Personally, I believe that NHST, if used correctly (i.e., for long-run error control in making reject/retain decisions), is fine. That is, if a researcher wants to make a prediction that condition A will be higher than condition B, and they specify an alpha level with a particular effect size in mind and then power their statistical test appropriately, I don’t see anything wrong with making a tentative reject/retain decision about the null. Do I think researchers should make a strong claim about the magnitude of an effect if they use this approach? No… because we know that any single study may not return the true effect size (and we know that, regardless of the true effect size, extreme deflection from that true effect size is likelier to happen with smaller Ns).
Second, I take your point that researchers often use NHST to test against an effect size of exactly zero. (Some call this nil-hypothesis significance testing [e.g., https://replicationindex.com/category/nil-hypothesis/%5D). However, the null can also be operationalized as any other non-zero effect size. For example, a researcher can have the same hypothesis as above (i.e., A > B), but they can stipulate that an effect size that is equal to or smaller than d = 0.20 is not practically or theoretically relevant. That is, they can make the null hypothesis be d = 0.20 and test against that.

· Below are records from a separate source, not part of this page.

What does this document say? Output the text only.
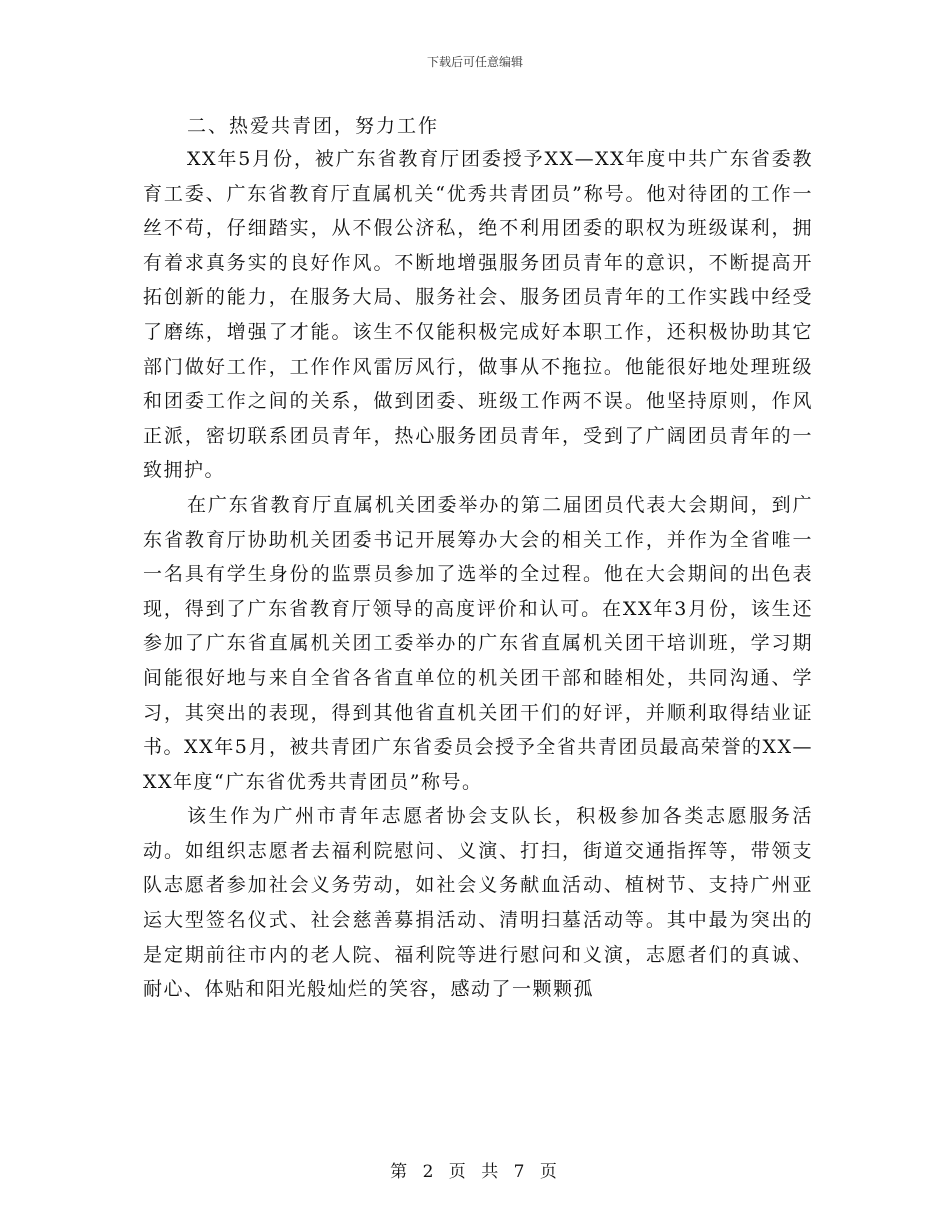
下载后可任意编辑
二、热爱共青团，努力工作

XX年5月份，被广东省教育厅团委授予XX—XX年度中共广东省委教育工委、广东省教育厅直属机关“优秀共青团员”称号。他对待团的工作一丝不苟，仔细踏实，从不假公济私，绝不利用团委的职权为班级谋利，拥有着求真务实的良好作风。不断地增强服务团员青年的意识，不断提高开拓创新的能力，在服务大局、服务社会、服务团员青年的工作实践中经受了磨练，增强了才能。该生不仅能积极完成好本职工作，还积极协助其它部门做好工作，工作作风雷厉风行，做事从不拖拉。他能很好地处理班级和团委工作之间的关系，做到团委、班级工作两不误。他坚持原则，作风正派，密切联系团员青年，热心服务团员青年，受到了广阔团员青年的一致拥护。

在广东省教育厅直属机关团委举办的第二届团员代表大会期间，到广东省教育厅协助机关团委书记开展筹办大会的相关工作，并作为全省唯一一名具有学生身份的监票员参加了选举的全过程。他在大会期间的出色表现，得到了广东省教育厅领导的高度评价和认可。在XX年3月份，该生还参加了广东省直属机关团工委举办的广东省直属机关团干培训班，学习期间能很好地与来自全省各省直单位的机关团干部和睦相处，共同沟通、学习，其突出的表现，得到其他省直机关团干们的好评，并顺利取得结业证书。XX年5月，被共青团广东省委员会授予全省共青团员最高荣誉的XX—XX年度“广东省优秀共青团员”称号。

该生作为广州市青年志愿者协会支队长，积极参加各类志愿服务活动。如组织志愿者去福利院慰问、义演、打扫，街道交通指挥等，带领支队志愿者参加社会义务劳动，如社会义务献血活动、植树节、支持广州亚运大型签名仪式、社会慈善募捐活动、清明扫墓活动等。其中最为突出的是定期前往市内的老人院、福利院等进行慰问和义演，志愿者们的真诚、耐心、体贴和阳光般灿烂的笑容，感动了一颗颗孤

第 2 页 共 7 页
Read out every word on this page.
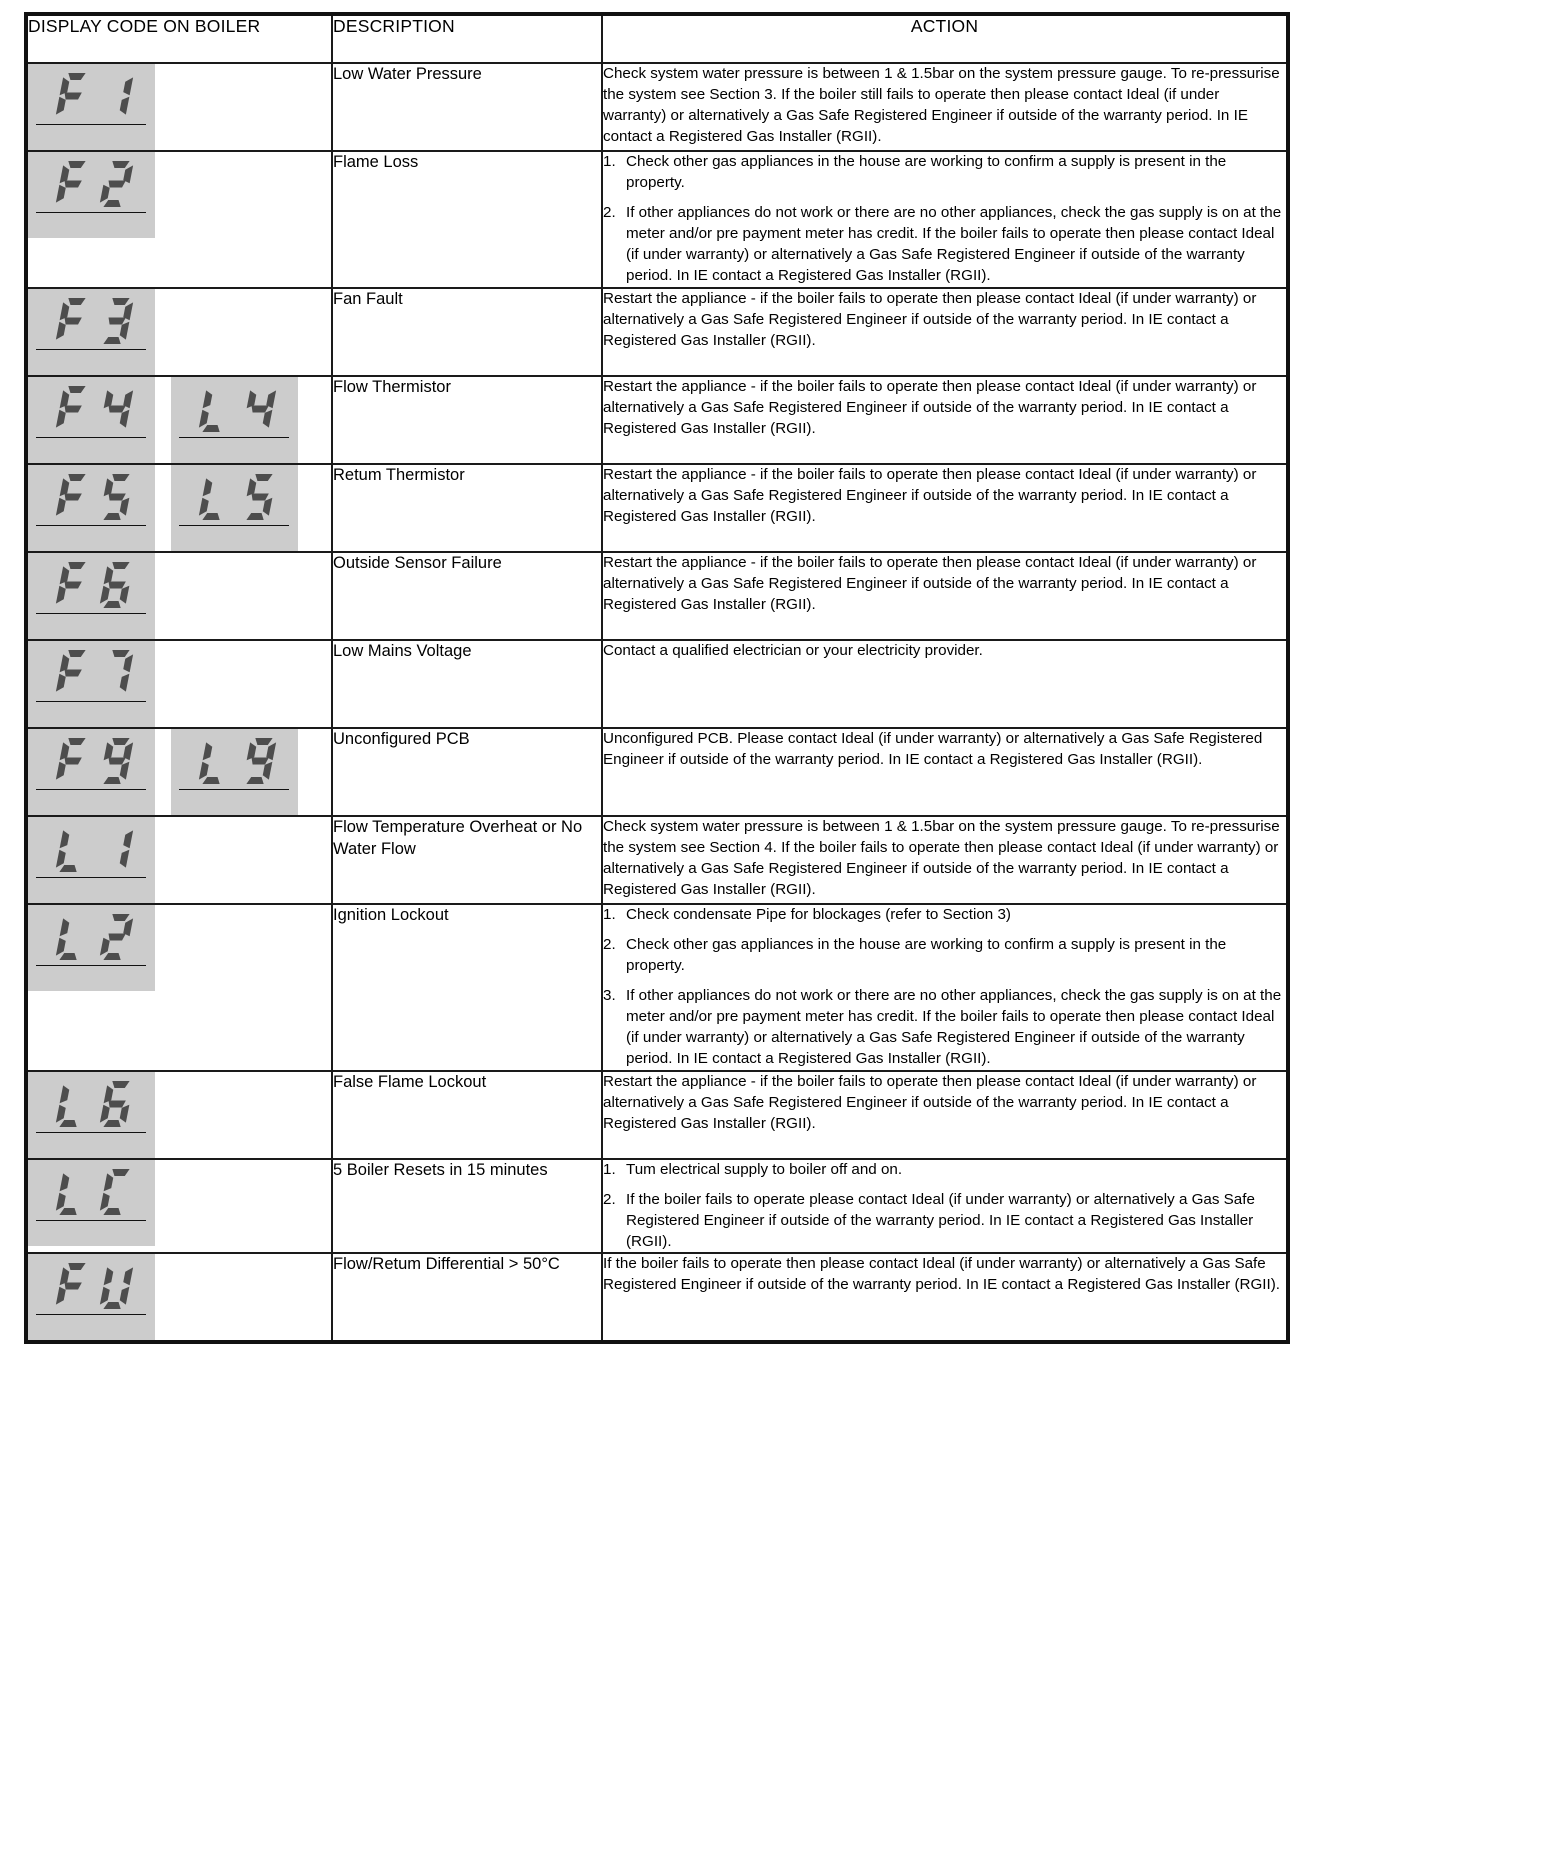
DISPLAY CODE ON BOILER	DESCRIPTION	ACTION

	Low Water Pressure	Check system water pressure is between 1 & 1.5bar on the system pressure gauge. To re-pressurise the system see Section 3. If the boiler still fails to operate then please contact Ideal (if under warranty) or alternatively a Gas Safe Registered Engineer if outside of the warranty period. In IE contact a Registered Gas Installer (RGII).

	Flame Loss	1. Check other gas appliances in the house are working to confirm a supply is present in the property.
2. If other appliances do not work or there are no other appliances, check the gas supply is on at the meter and/or pre payment meter has credit. If the boiler fails to operate then please contact Ideal (if under warranty) or alternatively a Gas Safe Registered Engineer if outside of the warranty period. In IE contact a Registered Gas Installer (RGII).

	Fan Fault	Restart the appliance - if the boiler fails to operate then please contact Ideal (if under warranty) or alternatively a Gas Safe Registered Engineer if outside of the warranty period. In IE contact a Registered Gas Installer (RGII).

	Flow Thermistor	Restart the appliance - if the boiler fails to operate then please contact Ideal (if under warranty) or alternatively a Gas Safe Registered Engineer if outside of the warranty period. In IE contact a Registered Gas Installer (RGII).

	Retum Thermistor	Restart the appliance - if the boiler fails to operate then please contact Ideal (if under warranty) or alternatively a Gas Safe Registered Engineer if outside of the warranty period. In IE contact a Registered Gas Installer (RGII).

	Outside Sensor Failure	Restart the appliance - if the boiler fails to operate then please contact Ideal (if under warranty) or alternatively a Gas Safe Registered Engineer if outside of the warranty period. In IE contact a Registered Gas Installer (RGII).

	Low Mains Voltage	Contact a qualified electrician or your electricity provider.

	Unconfigured PCB	Unconfigured PCB. Please contact Ideal (if under warranty) or alternatively a Gas Safe Registered Engineer if outside of the warranty period. In IE contact a Registered Gas Installer (RGII).

	Flow Temperature Overheat or No Water Flow	Check system water pressure is between 1 & 1.5bar on the system pressure gauge. To re-pressurise the system see Section 4. If the boiler fails to operate then please contact Ideal (if under warranty) or alternatively a Gas Safe Registered Engineer if outside of the warranty period. In IE contact a Registered Gas Installer (RGII).

	Ignition Lockout	1. Check condensate Pipe for blockages (refer to Section 3)
2. Check other gas appliances in the house are working to confirm a supply is present in the property.
3. If other appliances do not work or there are no other appliances, check the gas supply is on at the meter and/or pre payment meter has credit. If the boiler fails to operate then please contact Ideal (if under warranty) or alternatively a Gas Safe Registered Engineer if outside of the warranty period. In IE contact a Registered Gas Installer (RGII).

	False Flame Lockout	Restart the appliance - if the boiler fails to operate then please contact Ideal (if under warranty) or alternatively a Gas Safe Registered Engineer if outside of the warranty period. In IE contact a Registered Gas Installer (RGII).

	5 Boiler Resets in 15 minutes	1. Tum electrical supply to boiler off and on.
2. If the boiler fails to operate please contact Ideal (if under warranty) or alternatively a Gas Safe Registered Engineer if outside of the warranty period. In IE contact a Registered Gas Installer (RGII).

	Flow/Retum Differential > 50°C	If the boiler fails to operate then please contact Ideal (if under warranty) or alternatively a Gas Safe Registered Engineer if outside of the warranty period. In IE contact a Registered Gas Installer (RGII).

This kind of logic is also used in equivalence testing, where the goal is instead to provide evidence against a specific effect size (https://journals.sagepub.com/doi/full/10.1177/1948550617697177; https://journals.sagepub.com/doi/10.1177/2515245918770963).

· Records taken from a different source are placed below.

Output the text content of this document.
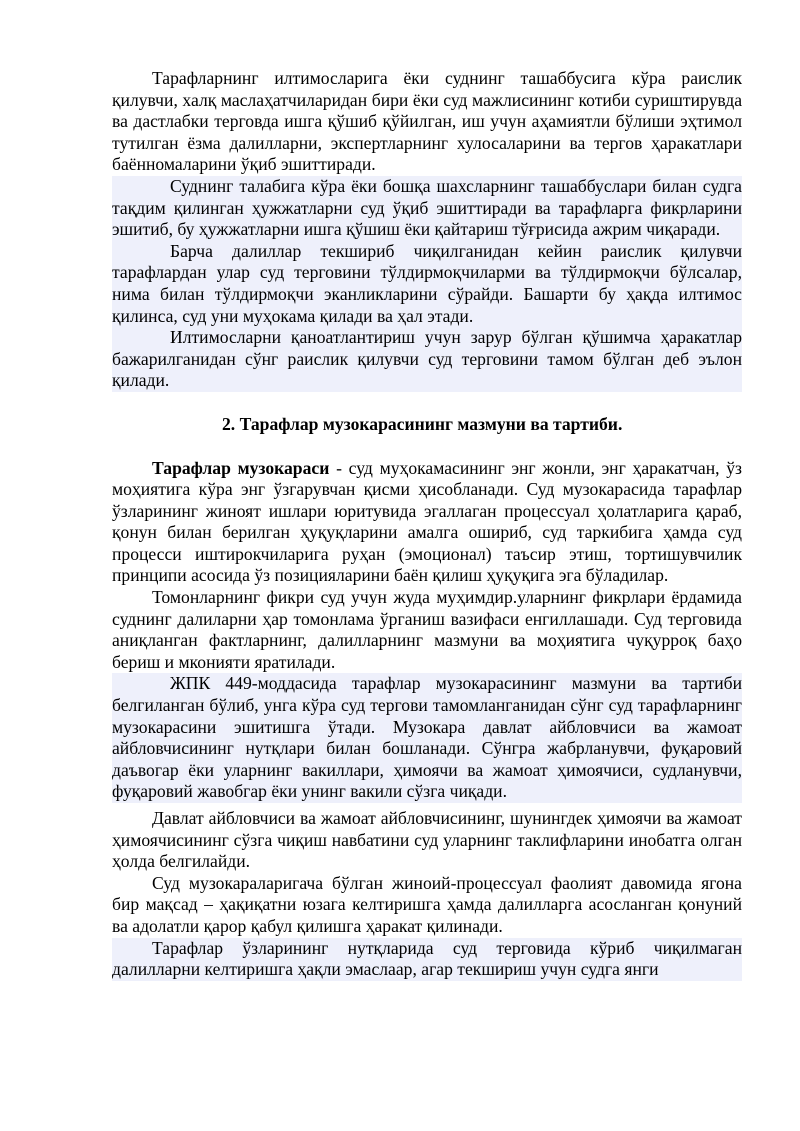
Тарафларнинг илтимосларига ёки суднинг ташаббусига кўра раислик қилувчи, халқ маслаҳатчиларидан бири ёки суд мажлисининг котиби суриштирувда ва дастлабки терговда ишга қўшиб қўйилган, иш учун аҳамиятли бўлиши эҳтимол тутилган ёзма далилларни, экспертларнинг хулосаларини ва тергов ҳаракатлари баённомаларини ўқиб эшиттиради.

Суднинг талабига кўра ёки бошқа шахсларнинг ташаббуслари билан судга тақдим қилинган ҳужжатларни суд ўқиб эшиттиради ва тарафларга фикрларини эшитиб, бу ҳужжатларни ишга қўшиш ёки қайтариш тўғрисида ажрим чиқаради.

Барча далиллар текшириб чиқилганидан кейин раислик қилувчи тарафлардан улар суд терговини тўлдирмоқчиларми ва тўлдирмоқчи бўлсалар, нима билан тўлдирмоқчи эканликларини сўрайди. Башарти бу ҳақда илтимос қилинса, суд уни муҳокама қилади ва ҳал этади.

Илтимосларни қаноатлантириш учун зарур бўлган қўшимча ҳаракатлар бажарилганидан сўнг раислик қилувчи суд терговини тамом бўлган деб эълон қилади.

2. Тарафлар музокарасининг мазмуни ва тартиби.

Тарафлар музокараси - суд муҳокамасининг энг жонли, энг ҳаракатчан, ўз моҳиятига кўра энг ўзгарувчан қисми ҳисобланади. Суд музокарасида тарафлар ўзларининг жиноят ишлари юритувида эгаллаган процессуал ҳолатларига қараб, қонун билан берилган ҳуқуқларини амалга ошириб, суд таркибига ҳамда суд процесси иштирокчиларига руҳан (эмоционал) таъсир этиш, тортишувчилик принципи асосида ўз позицияларини баён қилиш ҳуқуқига эга бўладилар.

Томонларнинг фикри суд учун жуда муҳимдир.уларнинг фикрлари ёрдамида суднинг далиларни ҳар томонлама ўрганиш вазифаси енгиллашади. Суд терговида аниқланган фактларнинг, далилларнинг мазмуни ва моҳиятига чуқурроқ баҳо бериш и мконияти яратилади.

ЖПК 449-моддасида тарафлар музокарасининг мазмуни ва тартиби белгиланган бўлиб, унга кўра суд тергови тамомланганидан сўнг суд тарафларнинг музокарасини эшитишга ўтади. Музокара давлат айбловчиси ва жамоат айбловчисининг нутқлари билан бошланади. Сўнгра жабрланувчи, фуқаровий даъвогар ёки уларнинг вакиллари, ҳимоячи ва жамоат ҳимоячиси, судланувчи, фуқаровий жавобгар ёки унинг вакили сўзга чиқади.

Давлат айбловчиси ва жамоат айбловчисининг, шунингдек ҳимоячи ва жамоат ҳимоячисининг сўзга чиқиш навбатини суд уларнинг таклифларини инобатга олган ҳолда белгилайди.

Суд музокараларигача бўлган жиноий-процессуал фаолият давомида ягона бир мақсад – ҳақиқатни юзага келтиришга ҳамда далилларга асосланган қонуний ва адолатли қарор қабул қилишга ҳаракат қилинади.

Тарафлар ўзларининг нутқларида суд терговида кўриб чиқилмаган далилларни келтиришга ҳақли эмаслаар, агар текшириш учун судга янги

Third, I unfortunately don’t have a clear-cut answer to the question of whether there are good reasons for retaining all elements of NHST framework. I lean towards thinking that, in principle, it would be great if all research could focus on magnitudes (and precision) of effects rather than making reject/retain decisions about the null. In practice, however, there likely will not be a “one size fits all” solution. For example, imagine that Lab X has virtually unlimited resources, but Lab Y has extremely limited resources. Because of these resource discrepancies, Lab X might often plan studies with precision in mind, whereas Lab Y might often plan studies based on having reasonable statistical power (e.g., 80%) to detect an effect size that they consider as practically or theoretically relevant. Conducting an experiment that has the goal of precision is always going to require many more participants than one that has the goal of testing for a non-zero but practically meaningful effect size (see https://richarddmorey.medium.com/power-and-precision-47f644ddea5e). Put differently, it seems reasonable to me that the goals of the research team, and the resources they have available to them, will dictate the utility of retaining certain elements of the NHST framework. But I think, as Richard Morey points out in his blog, it doesn’t make sense to abandon all elements of the NHST framework (e.g., power analysis) because the very motivation to abandon those elements (e.g., planning for precision instead of significance testing) runs into the problem of needing to reason about those elements anyway.
I know my response might not be very satisfying, but I hope I’ve at least responded to your main questions/concerns. Please LMK if I haven’t (or if you disagree with anything I’ve said)!